A Mountain to Climb by Hakan Bulgurlu

A Mountain to Climb by Hakan Bulgurlu

Author:Hakan Bulgurlu [Bulgurlu, Hakan]
Language: eng
Format: epub
Publisher: Whitefox Publishing
Published: 2021-10-15T00:00:00+00:00


FOOD FOR THOUGHT

‘There was once a town in the heart of America where all life seemed to live in harmony with its surroundings.’ So begins ‘A Fable for Tomorrow’, the opening chapter of one of the most influential environmental books of all time. Its author, Rachel Carson, describes a fictional American town, once rich with nature, but where ‘a strange blight crept over the area and everything began to change … everywhere was a shadow of death.’

Most ominous was the eerie silence that now cloaked the land: ‘The birds … where had they gone? Many people spoke of them, puzzled and disturbed. The feeding stations in the backyards were deserted. The few birds seen anywhere were moribund: they trembled violently and could not fly. It was a spring without voices. On the mornings that had once throbbed with the dawn chorus of robins, catbirds, doves, jays, wrens and scores of other bird voices there was now no sound.’

The American town portrayed in the opening of Silent Spring might not have existed, but all the components and natural disasters Carson had pulled together had occurred in one place or another. She had been inspired to write the book after a letter from a friend in Massachusetts, describing the mass death of birds following the spraying of DDT. DDT was, at the time, the most powerful pesticide in the world. During the Second World War, it had been developed by the Allies and used to rid South Pacific islands of malaria-carrying insects, for which it was extremely effective: the only problem with it was that rather killing the insects specifically, it also obliterated hundreds of different species at the same time.

Meanwhile, on the other side of the war, the Germans had been developing organophosphate nerve agents, so that they could be used as chemical weapons. While that plan never reached fruition, the technology was appropriated by American companies after the war, for use in agriculture in the making of artificial fertiliser. Fresh in American minds was the experience of the 1930s, when the Dust Bowl led to drought, economic misery and the devastation of agricultural lands. With a new array of pesticides and fertiliser at their disposal, and helped by government subsidies to farmers, agriculture flourished. The American food supply was secure, reliable, and, using new methods, producing food that was cheaper for consumers than ever before.

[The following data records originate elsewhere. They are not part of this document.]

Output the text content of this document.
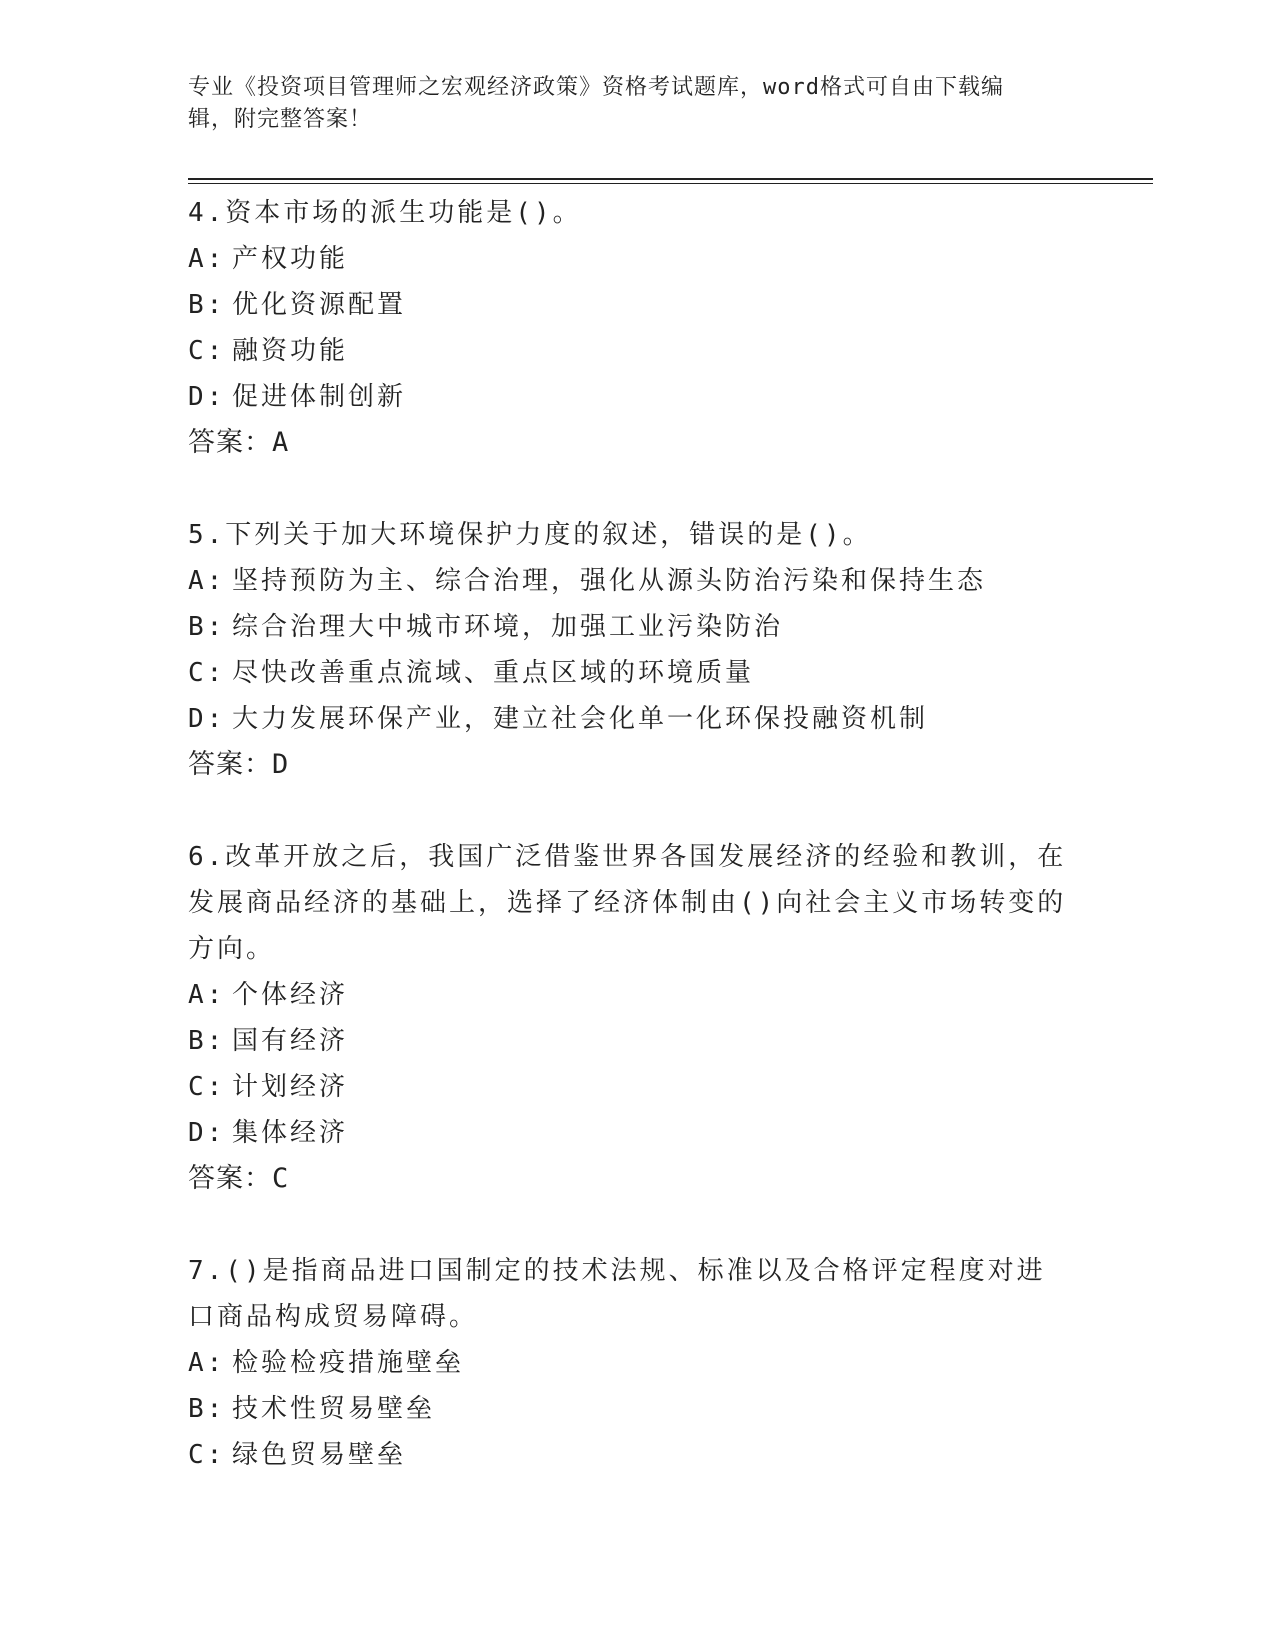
专业《投资项目管理师之宏观经济政策》资格考试题库，word格式可自由下载编
辑，附完整答案！

4.资本市场的派生功能是()。

A: 产权功能

B: 优化资源配置

C: 融资功能

D: 促进体制创新

答案：A

5.下列关于加大环境保护力度的叙述，错误的是()。

A: 坚持预防为主、综合治理，强化从源头防治污染和保持生态

B: 综合治理大中城市环境，加强工业污染防治

C: 尽快改善重点流域、重点区域的环境质量

D: 大力发展环保产业，建立社会化单一化环保投融资机制

答案：D

6.改革开放之后，我国广泛借鉴世界各国发展经济的经验和教训，在发展商品经济的基础上，选择了经济体制由()向社会主义市场转变的方向。

A: 个体经济

B: 国有经济

C: 计划经济

D: 集体经济

答案：C

7.()是指商品进口国制定的技术法规、标准以及合格评定程度对进口商品构成贸易障碍。

A: 检验检疫措施壁垒

B: 技术性贸易壁垒

C: 绿色贸易壁垒
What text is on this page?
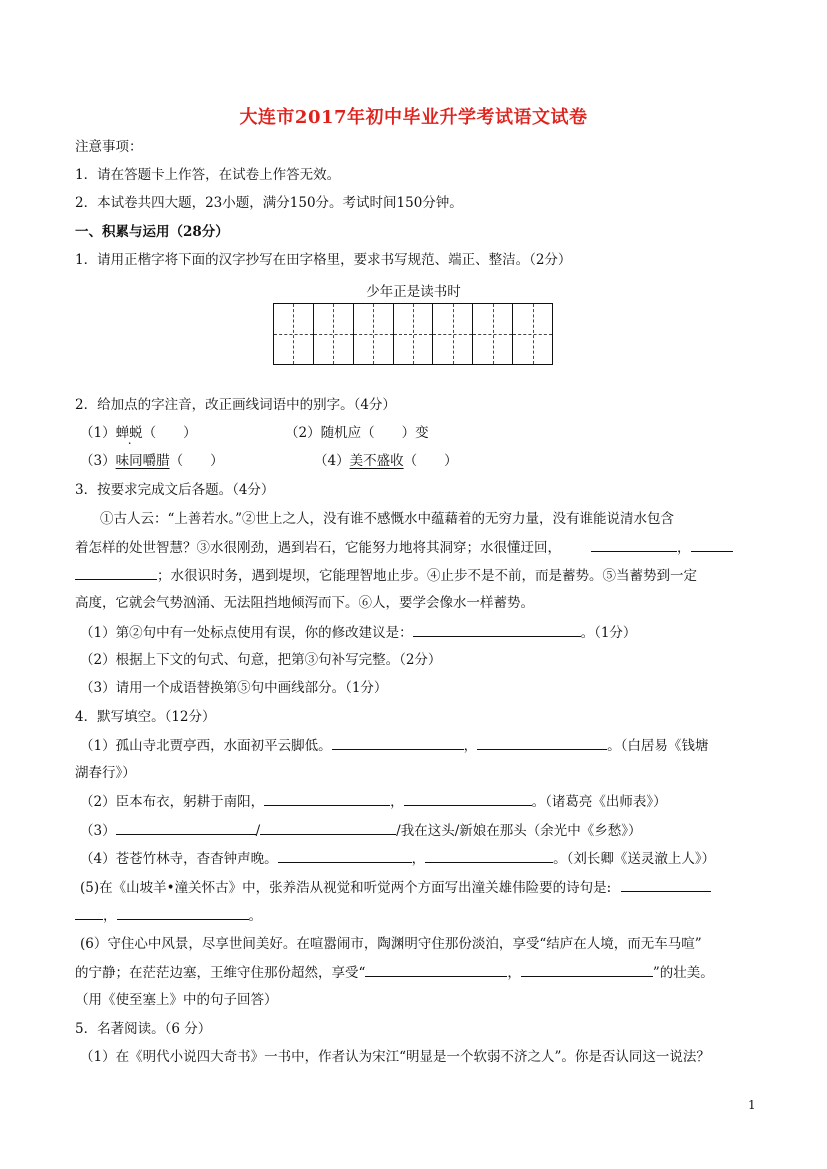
大连市2017年初中毕业升学考试语文试卷
注意事项：
1．请在答题卡上作答，在试卷上作答无效。
2．本试卷共四大题，23小题，满分150分。考试时间150分钟。
一、积累与运用（28分）
1．请用正楷字将下面的汉字抄写在田字格里，要求书写规范、端正、整洁。（2分）
少年正是读书时
2．给加点的字注音，改正画线词语中的别字。（4分）
（1）蝉蜕（　　）	（2）随机应（　　）变
（3）味同嚼腊（　　）	（4）美不盛收（　　）
3．按要求完成文后各题。（4分）
①古人云：“上善若水。”②世上之人，没有谁不感慨水中蕴藉着的无穷力量，没有谁能说清水包含
着怎样的处世智慧？③水很刚劲，遇到岩石，它能努力地将其洞穿；水很懂迂回，	，
；水很识时务，遇到堤坝，它能理智地止步。④止步不是不前，而是蓄势。⑤当蓄势到一定
高度，它就会气势汹涌、无法阻挡地倾泻而下。⑥人，要学会像水一样蓄势。
（1）第②句中有一处标点使用有误，你的修改建议是：	。（1分）
（2）根据上下文的句式、句意，把第③句补写完整。（2分）
（3）请用一个成语替换第⑤句中画线部分。（1分）
4．默写填空。（12分）
（1）孤山寺北贾亭西，水面初平云脚低。	，	。（白居易《钱塘
湖春行》）
（2）臣本布衣，躬耕于南阳，	，	。（诸葛亮《出师表》）
（3）	/	/我在这头/新娘在那头（余光中《乡愁》）
（4）苍苍竹林寺，杳杳钟声晚。	，	。（刘长卿《送灵澈上人》）
(5)在《山坡羊•潼关怀古》中，张养浩从视觉和听觉两个方面写出潼关雄伟险要的诗句是:
，	。
(6）守住心中风景，尽享世间美好。在喧嚣闹市，陶渊明守住那份淡泊，享受“结庐在人境，而无车马喧”
的宁静；在茫茫边塞，王维守住那份超然，享受“	，	”的壮美。
（用《使至塞上》中的句子回答）
5．名著阅读。（6 分）
（1）在《明代小说四大奇书》一书中，作者认为宋江“明显是一个软弱不济之人”。你是否认同这一说法？
1
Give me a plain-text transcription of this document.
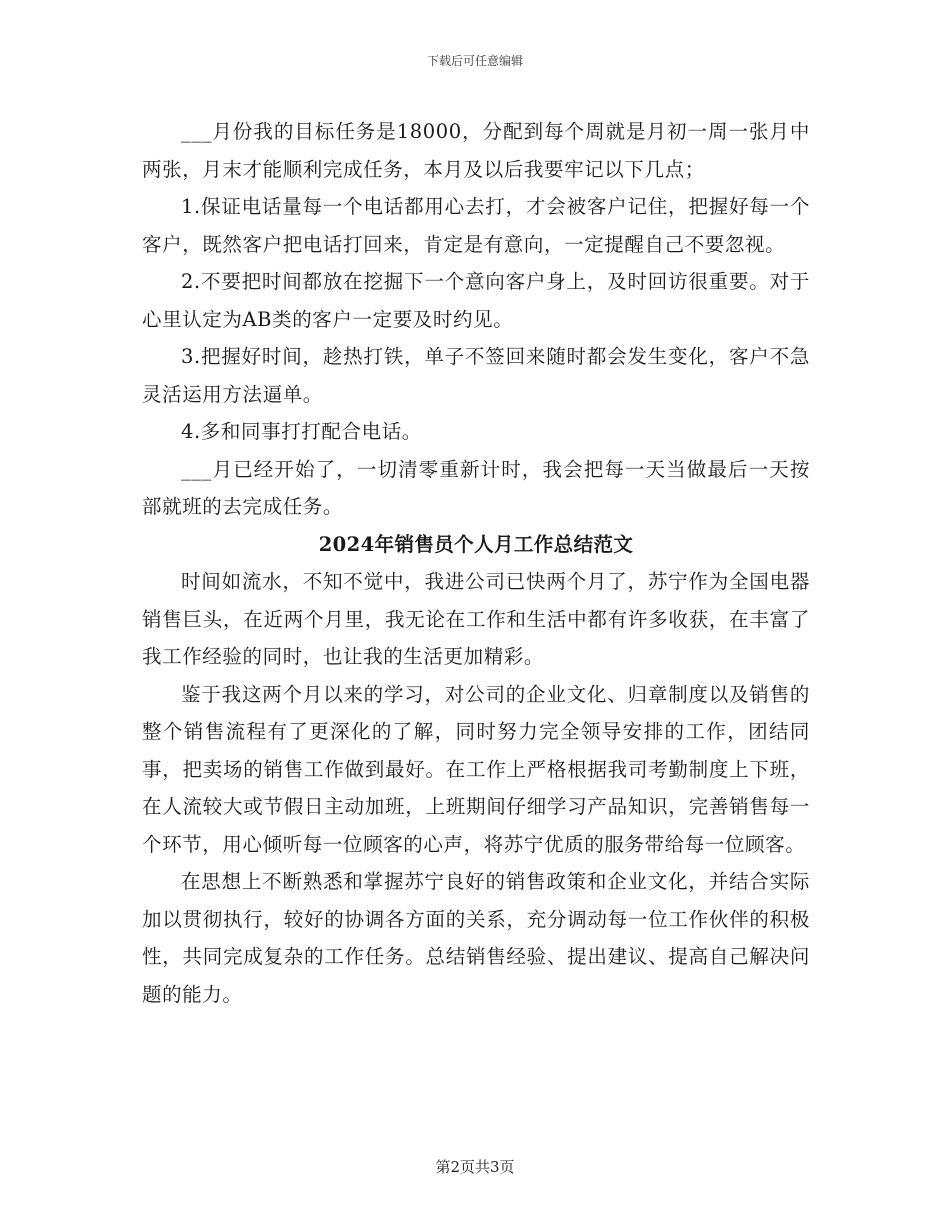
下载后可任意编辑

___月份我的目标任务是18000，分配到每个周就是月初一周一张月中两张，月末才能顺利完成任务，本月及以后我要牢记以下几点；

1.保证电话量每一个电话都用心去打，才会被客户记住，把握好每一个客户，既然客户把电话打回来，肯定是有意向，一定提醒自己不要忽视。

2.不要把时间都放在挖掘下一个意向客户身上，及时回访很重要。对于心里认定为AB类的客户一定要及时约见。

3.把握好时间，趁热打铁，单子不签回来随时都会发生变化，客户不急灵活运用方法逼单。

4.多和同事打打配合电话。

___月已经开始了，一切清零重新计时，我会把每一天当做最后一天按部就班的去完成任务。

2024年销售员个人月工作总结范文

时间如流水，不知不觉中，我进公司已快两个月了，苏宁作为全国电器销售巨头，在近两个月里，我无论在工作和生活中都有许多收获，在丰富了我工作经验的同时，也让我的生活更加精彩。

鉴于我这两个月以来的学习，对公司的企业文化、归章制度以及销售的整个销售流程有了更深化的了解，同时努力完全领导安排的工作，团结同事，把卖场的销售工作做到最好。在工作上严格根据我司考勤制度上下班，在人流较大或节假日主动加班，上班期间仔细学习产品知识，完善销售每一个环节，用心倾听每一位顾客的心声，将苏宁优质的服务带给每一位顾客。

在思想上不断熟悉和掌握苏宁良好的销售政策和企业文化，并结合实际加以贯彻执行，较好的协调各方面的关系，充分调动每一位工作伙伴的积极性，共同完成复杂的工作任务。总结销售经验、提出建议、提高自己解决问题的能力。

第2页共3页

But this abundance came at a cost, as the letter Rachel Carson received in 1958 told. Carson, a bestselling nature writer, decided to investigate. Having failed to persuade any magazine to commission her to write a piece on the subject, she wrote a book about it instead to raise awareness. When it was published in 1962, it was strongly attacked by the chemical industry. Argo-chemical giant Monsanto published ‘The Desolate Year’, a parody of Carson’s ‘A Fable for Tomorrow’ chapter, depicting an America without pesticides: ‘The bugs were everywhere. Unseen. Unheard. Unbelievably universal … beneath the ground, beneath the waters, on and in limbs and twigs and stalks, under rocks, inside trees and animals and other insects – and, yes, inside man.